2015-12-15 Thread Chris Murphy
On Tue, Dec 15, 2015 at 5:35 PM, Chris Murphy  wrote:
> kernel 4.2.6-301.fc23.x86_64
> btrfs-progs-4.2.2-1.fc23.x86_64
>
> This is a new one for me. Two new Btrfs volumes (one single profile,
> one 2x raid1) both created with this btrfs-progs.
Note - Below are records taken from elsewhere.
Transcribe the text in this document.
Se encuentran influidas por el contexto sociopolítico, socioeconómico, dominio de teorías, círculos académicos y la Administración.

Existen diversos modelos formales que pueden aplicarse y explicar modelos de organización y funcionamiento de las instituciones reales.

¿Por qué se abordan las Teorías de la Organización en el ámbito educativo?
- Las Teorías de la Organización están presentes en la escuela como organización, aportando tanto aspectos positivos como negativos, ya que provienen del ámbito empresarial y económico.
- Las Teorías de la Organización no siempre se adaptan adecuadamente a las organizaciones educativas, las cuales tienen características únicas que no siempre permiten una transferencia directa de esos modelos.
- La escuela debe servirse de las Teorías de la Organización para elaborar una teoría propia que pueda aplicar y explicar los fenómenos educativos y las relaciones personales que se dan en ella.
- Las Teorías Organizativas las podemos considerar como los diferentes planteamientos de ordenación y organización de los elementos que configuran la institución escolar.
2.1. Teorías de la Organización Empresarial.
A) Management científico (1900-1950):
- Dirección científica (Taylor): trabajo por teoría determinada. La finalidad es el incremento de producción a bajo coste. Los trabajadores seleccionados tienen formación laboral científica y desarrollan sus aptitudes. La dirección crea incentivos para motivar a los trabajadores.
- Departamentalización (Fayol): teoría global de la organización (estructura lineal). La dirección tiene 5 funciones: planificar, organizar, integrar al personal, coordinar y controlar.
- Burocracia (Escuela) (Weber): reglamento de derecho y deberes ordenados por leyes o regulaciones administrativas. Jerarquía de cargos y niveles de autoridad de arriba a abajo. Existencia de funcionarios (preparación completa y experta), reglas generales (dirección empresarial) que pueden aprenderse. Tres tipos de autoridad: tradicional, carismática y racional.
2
And then
>
> [root@f23a chrisbackup]# btrfs send everything-20150922/ | btrfs
> receive /mnt/br1-500g/
> At subvol everything-20150922/
> At subvol everything-20150922
> ERROR: did not find source subvol.
>
> There are no kernel messages.
>
> [root@f23a chrisbackup]# du -sh everything-20150922/
> 324Geverything-20150922/
> [root@f23a chrisbackup]# du -sh /mnt /b
>
> [root@f23a chrisbackup]# du -sh /mnt/br1-500g/everything-20150922/
> 322G/mnt/br1-500g/everything-20150922/
>
> HUH, looks like 2G is missing on the receive side. So it got
> interrupted for some reason?

Files are definitely missing. -v reveals no new information. So I'm confused.

Next, I switched to kernel 4.4rc5 and btrfs-progs 4.3.1 and I'm not
seeing this problem. Same file systems, same subvolume.